Some members of the portfolio committee expressed their doubt in the department’s “sudden” capacity to deal with long-standing issues.

“Social distancing is going to be a problem. I am not asking, I am saying … We heard that classes will be supplied in the form of prefabs and I am saying we are actually exposing the country to a serious risk. We have to prepare for that risk when it happens, because immediately the kids go back to school these nice stories will definitely not happen,” said Democratic Alliance National Council of Provinces delegate Mbulelo Bara.

Basil Manuel, the executive director of the National Professional Teachers Organisation of South Africa, told the M&G that problems of overcrowding, inadequate water provision and the poor standard of toilets at schools are not new. “But Covid has embarrassed us. It has exaggerated the problems,” he said.

Teachers unions have also said they have no faith that provincial departments are ready for the resumption of the school year.
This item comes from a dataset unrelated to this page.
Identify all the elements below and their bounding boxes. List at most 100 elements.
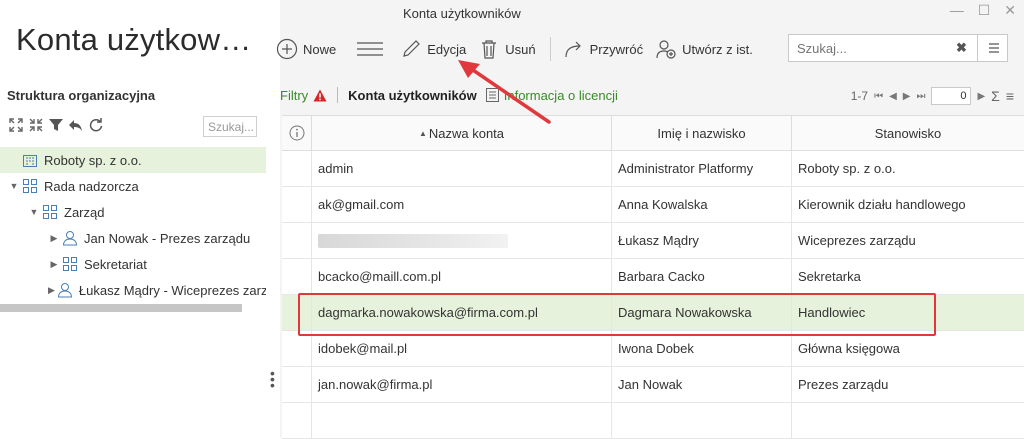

And, even though it is the basic education department that decides when schools will reopen, it will be the provinces that have to implement that decision.

Thompson said at the first meeting with the education department after Ramaphosa announced the lockdown, the procurement of personal protective equipment for schools before they reopen was discussed. But, said Thompson, some provinces put in orders for protective equipment only last week.

“It means if the president did not extend the lockdown [in mid-April], schools were going to open without the sanitisers being bought and delivered to individual schools,” he said. Manuel said this was just one example of how provinces were not ready to reopen schools.

On Wednesday the South African Democratic Teachers’ Union also said that “no schools shall open until” its concerns about safety in schools are met. These concerns include the provision of proper toilet facilities and classrooms, as well as schools being fumigated.

Education expert Professor Mary Metcalfe said the national department will have to have strong monitoring systems to know what is being implemented in the different provinces for its plans to succeed.

Metcalfe also said that the department will need to work with scientists to determine the effects of opening schools. She said it cannot make the assumptions that children are not getting infected at the same rate, or with the same severity, as adults.

“Education needs a conversation with scientists to understand the role of transmission of children at school and when they get back into their multigenerational families and when they get back to caregivers. That has got to be best understood scientifically. And when schools open there has to be a monitoring process to see the impact of the opening on community transmission,” Metcalfe said.

The presentation to the portfolio committee is not final and is subject to the approval of the national command council.